Luis sabía que su hija estaba agotada pero por una extraña razón que no llegaba a comprender quería ir a cenar con él. Para él resultaba del todo obvio que el cansancio había invadido y consumido su organismo en los últimos meses. Cada vez estaba más demacrada. Además, Paula jamás había sabido mentirle. Pese a ello decidió salir esa noche a cenar con su hija. Comenzaba a sentir como la enfermedad iba cada día mermando un poco más sus capacidades. Por el momento eran cosas sutiles del día a día que, eso le parecía, el resto de personas no eran capaces de percibir. Pequeños síntomas que la agobiaban al irse acortando en el tiempo su aparición. Todo eso rondaba su mente mientras el agua tibia de la ducha se deslizaba por su plateada cabeza. La ducha le sentó bien y se vio con ánimo de ponerse una americana negra y una camisa blanca de hilo. Al entrar ya perfumado en el salón, vio a su hija dando cabezadas en el sofá.
–Paula, ¿lo dejamos para otro día? Te veo realmente cansada.
–¡No! –Al desperezarse un poco, le gustó reencontrarse con su padre. Al menos con el padre que recordaba. Luis estaba radiante con la chaqueta y la camisa, y con el pelo largo engominado hacia atrás. «Parece un modelo de ropa para hombres maduros», pensó esbozando una ligera sonrisa.
Hacía tiempo que ninguno de los dos iba al restaurante. Luis Blanco había sido siempre uno de sus mejores clientes. Tras largas temporadas trabajando en Japón para el canal público NHK, era buen conocedor de la comida japonesa y supo apreciar la calidad de la materia prima de aquella novedosa oferta gastronómica en un Madrid que se desperezaba apenas del tardofranquismo. Así que desde el momento en el que el restaurante abrió él pasó a ser uno de sus clientes más fieles. Paula lo acompañaba en ocasiones y de esa forma y a lo largo de los siguientes años ella misma se hizo asidua. Esa fidelidad mantenida por tantos años es la que les permitía ir juntos, o por separado, y poder tener la mejor mesa posible que tuviesen sin reservar.
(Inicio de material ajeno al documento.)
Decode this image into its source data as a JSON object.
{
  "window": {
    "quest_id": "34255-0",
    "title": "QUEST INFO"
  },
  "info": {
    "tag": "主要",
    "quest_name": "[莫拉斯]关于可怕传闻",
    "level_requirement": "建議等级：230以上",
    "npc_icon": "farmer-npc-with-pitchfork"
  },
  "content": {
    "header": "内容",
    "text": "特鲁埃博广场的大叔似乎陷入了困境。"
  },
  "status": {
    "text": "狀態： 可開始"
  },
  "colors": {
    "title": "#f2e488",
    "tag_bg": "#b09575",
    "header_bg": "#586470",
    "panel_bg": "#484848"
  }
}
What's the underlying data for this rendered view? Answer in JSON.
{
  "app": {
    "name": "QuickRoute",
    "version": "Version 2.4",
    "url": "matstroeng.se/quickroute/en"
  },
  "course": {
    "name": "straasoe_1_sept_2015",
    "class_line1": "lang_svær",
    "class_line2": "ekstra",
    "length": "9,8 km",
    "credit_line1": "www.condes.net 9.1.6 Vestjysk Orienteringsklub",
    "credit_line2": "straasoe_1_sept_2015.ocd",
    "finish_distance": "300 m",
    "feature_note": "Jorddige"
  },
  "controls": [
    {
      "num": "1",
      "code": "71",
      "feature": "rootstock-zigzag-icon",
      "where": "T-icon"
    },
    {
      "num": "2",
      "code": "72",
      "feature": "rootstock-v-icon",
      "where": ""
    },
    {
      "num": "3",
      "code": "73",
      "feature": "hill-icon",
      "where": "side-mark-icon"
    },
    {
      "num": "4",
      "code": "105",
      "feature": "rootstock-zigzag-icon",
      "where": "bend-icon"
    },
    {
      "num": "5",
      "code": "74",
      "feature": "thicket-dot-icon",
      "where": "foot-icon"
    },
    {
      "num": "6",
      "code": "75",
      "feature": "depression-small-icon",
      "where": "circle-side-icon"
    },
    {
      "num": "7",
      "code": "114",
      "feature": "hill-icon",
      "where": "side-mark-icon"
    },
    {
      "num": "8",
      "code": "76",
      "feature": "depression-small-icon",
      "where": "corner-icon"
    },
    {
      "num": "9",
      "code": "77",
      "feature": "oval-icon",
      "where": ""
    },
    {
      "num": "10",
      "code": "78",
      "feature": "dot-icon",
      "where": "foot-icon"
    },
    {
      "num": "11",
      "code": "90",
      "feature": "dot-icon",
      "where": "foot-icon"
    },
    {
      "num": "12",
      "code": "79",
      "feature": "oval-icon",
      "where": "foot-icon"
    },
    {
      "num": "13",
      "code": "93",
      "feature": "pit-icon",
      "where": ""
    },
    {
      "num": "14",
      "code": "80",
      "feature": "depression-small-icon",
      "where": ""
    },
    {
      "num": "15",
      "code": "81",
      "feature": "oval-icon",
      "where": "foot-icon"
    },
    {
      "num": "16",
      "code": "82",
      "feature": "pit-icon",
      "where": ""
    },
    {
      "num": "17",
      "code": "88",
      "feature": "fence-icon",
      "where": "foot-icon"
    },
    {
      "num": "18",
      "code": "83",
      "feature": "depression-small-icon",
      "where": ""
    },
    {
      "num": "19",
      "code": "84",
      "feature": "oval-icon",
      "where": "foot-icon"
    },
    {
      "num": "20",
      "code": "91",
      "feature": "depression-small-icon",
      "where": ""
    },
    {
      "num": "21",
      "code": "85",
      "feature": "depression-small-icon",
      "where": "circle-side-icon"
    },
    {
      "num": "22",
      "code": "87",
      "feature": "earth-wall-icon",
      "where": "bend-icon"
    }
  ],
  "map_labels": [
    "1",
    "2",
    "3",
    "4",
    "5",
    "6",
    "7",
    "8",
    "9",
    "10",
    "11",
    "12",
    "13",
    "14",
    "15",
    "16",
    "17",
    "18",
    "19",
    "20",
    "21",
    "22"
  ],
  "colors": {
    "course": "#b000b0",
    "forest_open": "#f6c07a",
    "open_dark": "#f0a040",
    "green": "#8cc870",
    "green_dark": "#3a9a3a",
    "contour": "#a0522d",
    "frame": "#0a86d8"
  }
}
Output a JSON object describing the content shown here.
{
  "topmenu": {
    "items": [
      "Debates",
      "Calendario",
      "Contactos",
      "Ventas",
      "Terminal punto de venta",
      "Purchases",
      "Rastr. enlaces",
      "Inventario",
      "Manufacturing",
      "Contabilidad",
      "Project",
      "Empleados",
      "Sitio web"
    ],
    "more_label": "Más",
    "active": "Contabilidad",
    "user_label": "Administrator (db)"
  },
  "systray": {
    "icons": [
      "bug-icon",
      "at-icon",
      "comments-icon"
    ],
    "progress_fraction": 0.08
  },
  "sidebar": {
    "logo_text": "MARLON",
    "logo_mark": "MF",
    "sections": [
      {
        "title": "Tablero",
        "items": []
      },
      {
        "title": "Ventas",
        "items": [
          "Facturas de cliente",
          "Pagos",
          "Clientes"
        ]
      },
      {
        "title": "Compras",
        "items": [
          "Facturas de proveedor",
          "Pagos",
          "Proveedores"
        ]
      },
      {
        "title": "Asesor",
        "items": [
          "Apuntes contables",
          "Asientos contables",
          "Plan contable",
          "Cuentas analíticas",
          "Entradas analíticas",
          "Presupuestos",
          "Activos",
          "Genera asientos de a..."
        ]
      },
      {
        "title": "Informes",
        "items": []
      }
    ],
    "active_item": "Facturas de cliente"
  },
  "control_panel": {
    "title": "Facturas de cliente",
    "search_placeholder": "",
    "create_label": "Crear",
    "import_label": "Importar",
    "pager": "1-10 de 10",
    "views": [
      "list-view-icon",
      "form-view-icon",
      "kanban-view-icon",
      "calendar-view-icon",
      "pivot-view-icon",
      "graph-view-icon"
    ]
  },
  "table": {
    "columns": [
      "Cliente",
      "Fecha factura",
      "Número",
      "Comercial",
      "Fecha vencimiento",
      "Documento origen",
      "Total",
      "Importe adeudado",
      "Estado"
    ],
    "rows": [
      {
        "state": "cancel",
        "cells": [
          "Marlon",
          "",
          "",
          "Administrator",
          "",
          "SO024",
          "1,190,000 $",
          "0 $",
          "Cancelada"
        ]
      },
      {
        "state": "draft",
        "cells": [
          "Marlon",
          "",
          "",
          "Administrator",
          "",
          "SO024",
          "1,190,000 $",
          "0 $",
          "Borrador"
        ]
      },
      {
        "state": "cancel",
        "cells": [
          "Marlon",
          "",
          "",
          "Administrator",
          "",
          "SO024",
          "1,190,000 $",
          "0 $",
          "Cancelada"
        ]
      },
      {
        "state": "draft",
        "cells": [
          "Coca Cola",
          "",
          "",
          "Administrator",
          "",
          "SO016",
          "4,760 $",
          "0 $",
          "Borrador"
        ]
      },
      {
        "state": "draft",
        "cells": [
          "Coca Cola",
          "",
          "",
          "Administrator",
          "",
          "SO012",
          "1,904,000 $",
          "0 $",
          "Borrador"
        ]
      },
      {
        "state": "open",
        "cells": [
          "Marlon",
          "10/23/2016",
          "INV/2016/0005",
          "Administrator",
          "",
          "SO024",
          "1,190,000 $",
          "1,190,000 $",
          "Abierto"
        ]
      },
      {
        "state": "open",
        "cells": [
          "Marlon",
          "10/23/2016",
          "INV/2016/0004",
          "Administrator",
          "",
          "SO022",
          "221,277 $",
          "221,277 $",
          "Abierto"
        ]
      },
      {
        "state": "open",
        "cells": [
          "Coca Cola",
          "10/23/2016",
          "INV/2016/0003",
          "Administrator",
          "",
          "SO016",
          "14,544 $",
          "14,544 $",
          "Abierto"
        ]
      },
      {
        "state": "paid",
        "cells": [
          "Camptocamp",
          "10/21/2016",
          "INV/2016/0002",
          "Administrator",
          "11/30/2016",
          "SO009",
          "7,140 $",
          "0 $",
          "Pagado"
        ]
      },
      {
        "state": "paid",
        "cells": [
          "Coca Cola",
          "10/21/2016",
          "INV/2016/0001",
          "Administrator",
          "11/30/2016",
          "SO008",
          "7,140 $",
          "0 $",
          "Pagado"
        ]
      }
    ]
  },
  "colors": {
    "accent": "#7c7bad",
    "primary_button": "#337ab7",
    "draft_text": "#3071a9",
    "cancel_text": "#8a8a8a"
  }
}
–¿Y cómo van las cosas por New York?
–Bien, con los últimos detalles de una operación que estamos a punto de cerrar. Como siempre pasa, al final hay alguien a quien le entra el vértigo antes de la firma y requiere de mi presencia.
–¡Qué curioso me parece tu mundo! Por un lado es sofisticado y técnico, con millones de datos que entran en juego a la hora de decidir comprar o vender, pero a la vez supeditado a factores que son imposibles de medir.
–¡No lo hubiese definido mejor! De hecho manejamos un concepto desde hace muchos años que resume eso que terminas de afirmar: «Ceteris Paribus».
–¿Es latín? –preguntó Luis metiéndose un delicioso trozo de atún rojo crudo en la boca.
–Sí, es un término latino. Es una idea aparentemente sencilla pero que nos permite analizar fenómenos complejos y facilitar su estudio y análisis. Lo que hacemos básicamente es dejar constantes todas las variables de una situación que queremos modelizar, estudiar, menos aquellas cuya influencia realmente queremos medir. Esto nos permite ahorrar un montón de energía y recursos, ya que simplifica una barbaridad el análisis.
–¿Las cosas que no son objeto de estudio las dejáis fijas, como si no se alterasen?
–¡Exacto! No es factible medir todos y cada uno de los factores que entran en juego en una operación financiera compleja. Serían millones de variables las que habría que medir o valorar. Como podrás entender, no podemos tener todas ellas en cuenta. Habría que movilizar tal cantidad de recursos humanos e informáticos que resultaría inviable poder analizarlas.
–Y entonces, ¿qué tenéis en cuenta, solo lo fundamental?
–Más o menos. Nunca el coste de la información puede ser mayor que el beneficio que la misma te aporta, ¿no crees?